Big Data, Snowflake and the Reinvention of SIEM

April 27, 2022

Table of Contents

Last Updated on January 30, 2025

Security professionals shouldn’t have to be data science geeks to get answers to security questions. But that’s often the way it is with today’s Security Information and Event Management (SIEM) solutions. Cost and operational barriers to consolidating and scaling diverse data for analysis within a SIEM tool can limit its effectiveness and leave security teams frustrated by a lack of visibility into potential threats.

How can security teams get better, faster, cheaper access to more data at scale?

On a recent episode of The Virtual CISO Podcast, Jack Naglieri, Founder and CEO at Panther Labs, talked about how serverless computing and cloud-based services are enabling the reinvention of SIEM, including a “loose coupling” of compute and storage elements within a hyperscale solution.

Data lakes and data warehouses

Most security pros don’t want to worry about big data storage. But it’s central to why Panther can analyze so much data so quickly.

“In the simplest terms, a data lake is a very, very, very big relational database,” Jack explains. “And there’s a lot of different ways to slice and dice it, because data lakes can be structured and unstructured. Data lakes are using things like generalized blob storage, like Amazon S3 (for Simple Storage Service), to your data. Then a data warehouse is making it usable. Snowflake is trying to be ‘the’ de facto cloud data warehouse. Where you can feed as much data as you want into this relational database. And then it’ll elastically scale because it has a separation of storage and compute. Typically, the bottleneck would be, like, the Splunk scenario—I have more data so I need more indexers.”

Separating storage and compute

Snowflake and similar technology stores petabyte-scale amounts of data in at rest in low-cost storage, but with some special efficiencies (e.g., storing data by columns rather than rows) to accelerate analytical queries. Then you load compute instances to access the data, versus “compute” being a bottleneck on the storage end. Instead, the bottleneck becomes, “How much compute do you want?” How fast do you want your query to execute?

Panther supports stream processing, enabling near real-time security analysis of data feeds.

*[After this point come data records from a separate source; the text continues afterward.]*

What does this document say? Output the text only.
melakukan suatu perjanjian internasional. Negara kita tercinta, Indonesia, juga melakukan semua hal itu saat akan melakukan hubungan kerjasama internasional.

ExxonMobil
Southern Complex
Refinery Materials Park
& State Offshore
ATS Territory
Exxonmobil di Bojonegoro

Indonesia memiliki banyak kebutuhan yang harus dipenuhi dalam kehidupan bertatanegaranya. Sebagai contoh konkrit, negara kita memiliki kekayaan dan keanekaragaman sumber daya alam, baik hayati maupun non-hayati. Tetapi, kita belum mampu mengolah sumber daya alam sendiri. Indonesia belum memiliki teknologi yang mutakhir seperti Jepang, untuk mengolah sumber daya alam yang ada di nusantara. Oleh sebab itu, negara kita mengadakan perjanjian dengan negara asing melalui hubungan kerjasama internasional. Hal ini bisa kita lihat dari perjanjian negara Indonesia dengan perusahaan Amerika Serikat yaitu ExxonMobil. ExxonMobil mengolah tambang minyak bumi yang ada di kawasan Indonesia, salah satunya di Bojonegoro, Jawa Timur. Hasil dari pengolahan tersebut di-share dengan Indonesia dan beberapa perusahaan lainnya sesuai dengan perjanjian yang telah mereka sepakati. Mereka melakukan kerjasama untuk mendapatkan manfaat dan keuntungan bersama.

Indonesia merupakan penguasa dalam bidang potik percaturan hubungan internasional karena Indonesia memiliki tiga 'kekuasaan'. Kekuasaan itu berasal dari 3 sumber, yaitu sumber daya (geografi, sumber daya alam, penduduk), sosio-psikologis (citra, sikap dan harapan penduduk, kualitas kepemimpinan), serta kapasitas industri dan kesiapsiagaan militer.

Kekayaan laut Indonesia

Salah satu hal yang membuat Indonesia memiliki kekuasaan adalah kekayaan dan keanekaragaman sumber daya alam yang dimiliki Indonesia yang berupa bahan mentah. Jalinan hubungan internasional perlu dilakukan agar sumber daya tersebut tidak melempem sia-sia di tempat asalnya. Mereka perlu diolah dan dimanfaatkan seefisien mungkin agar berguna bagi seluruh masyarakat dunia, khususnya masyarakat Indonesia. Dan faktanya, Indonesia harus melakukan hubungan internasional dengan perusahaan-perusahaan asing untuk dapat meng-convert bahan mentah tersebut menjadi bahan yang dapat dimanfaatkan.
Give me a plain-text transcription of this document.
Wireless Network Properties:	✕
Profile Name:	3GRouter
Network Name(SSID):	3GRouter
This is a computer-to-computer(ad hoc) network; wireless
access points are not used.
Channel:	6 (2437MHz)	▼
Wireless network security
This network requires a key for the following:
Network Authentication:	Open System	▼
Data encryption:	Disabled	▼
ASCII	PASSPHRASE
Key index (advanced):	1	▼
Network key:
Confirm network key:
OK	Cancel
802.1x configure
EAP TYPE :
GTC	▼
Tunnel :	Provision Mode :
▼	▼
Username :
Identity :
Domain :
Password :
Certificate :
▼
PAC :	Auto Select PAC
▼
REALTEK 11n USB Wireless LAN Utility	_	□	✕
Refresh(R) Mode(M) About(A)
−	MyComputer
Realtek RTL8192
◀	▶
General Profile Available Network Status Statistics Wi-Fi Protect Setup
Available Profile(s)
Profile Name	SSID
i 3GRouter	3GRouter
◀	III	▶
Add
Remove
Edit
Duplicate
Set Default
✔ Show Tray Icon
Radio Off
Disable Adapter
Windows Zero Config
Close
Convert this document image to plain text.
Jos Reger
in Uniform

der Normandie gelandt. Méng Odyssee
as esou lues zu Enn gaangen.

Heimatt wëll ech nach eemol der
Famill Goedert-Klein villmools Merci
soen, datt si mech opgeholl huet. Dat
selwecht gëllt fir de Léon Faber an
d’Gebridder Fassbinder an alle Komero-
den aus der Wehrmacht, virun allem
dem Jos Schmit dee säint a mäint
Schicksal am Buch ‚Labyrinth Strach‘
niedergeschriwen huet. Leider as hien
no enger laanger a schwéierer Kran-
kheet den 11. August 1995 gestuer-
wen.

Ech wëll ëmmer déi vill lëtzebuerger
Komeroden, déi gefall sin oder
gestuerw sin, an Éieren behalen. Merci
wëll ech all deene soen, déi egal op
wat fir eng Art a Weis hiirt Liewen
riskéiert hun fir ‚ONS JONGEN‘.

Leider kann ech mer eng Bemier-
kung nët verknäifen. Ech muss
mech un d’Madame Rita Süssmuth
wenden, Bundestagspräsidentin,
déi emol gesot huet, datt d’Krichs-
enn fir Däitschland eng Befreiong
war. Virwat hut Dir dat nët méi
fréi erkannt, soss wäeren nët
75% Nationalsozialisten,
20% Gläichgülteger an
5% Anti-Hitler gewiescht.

Jack adds: “What went into this technology is, we have a lot of data and we need to search it fast. So, what are the things we can do with compression and storage and compute to make that happen? If we were just using something like a Postgres or MySQL database, we’d be very limited with that tight coupling of storage and compute. Data lakes sort of decouple it and make it much more scalable, but there’s always going to be tradeoffs. Even with data lake solutions—like AWS has options; we have things in Google now like BigQuery and then you have Snowflake and Azure Databricks. It’s just really a way to operate at a quote-unquote cloud scale without having to worry about the storage and compute coupled together.”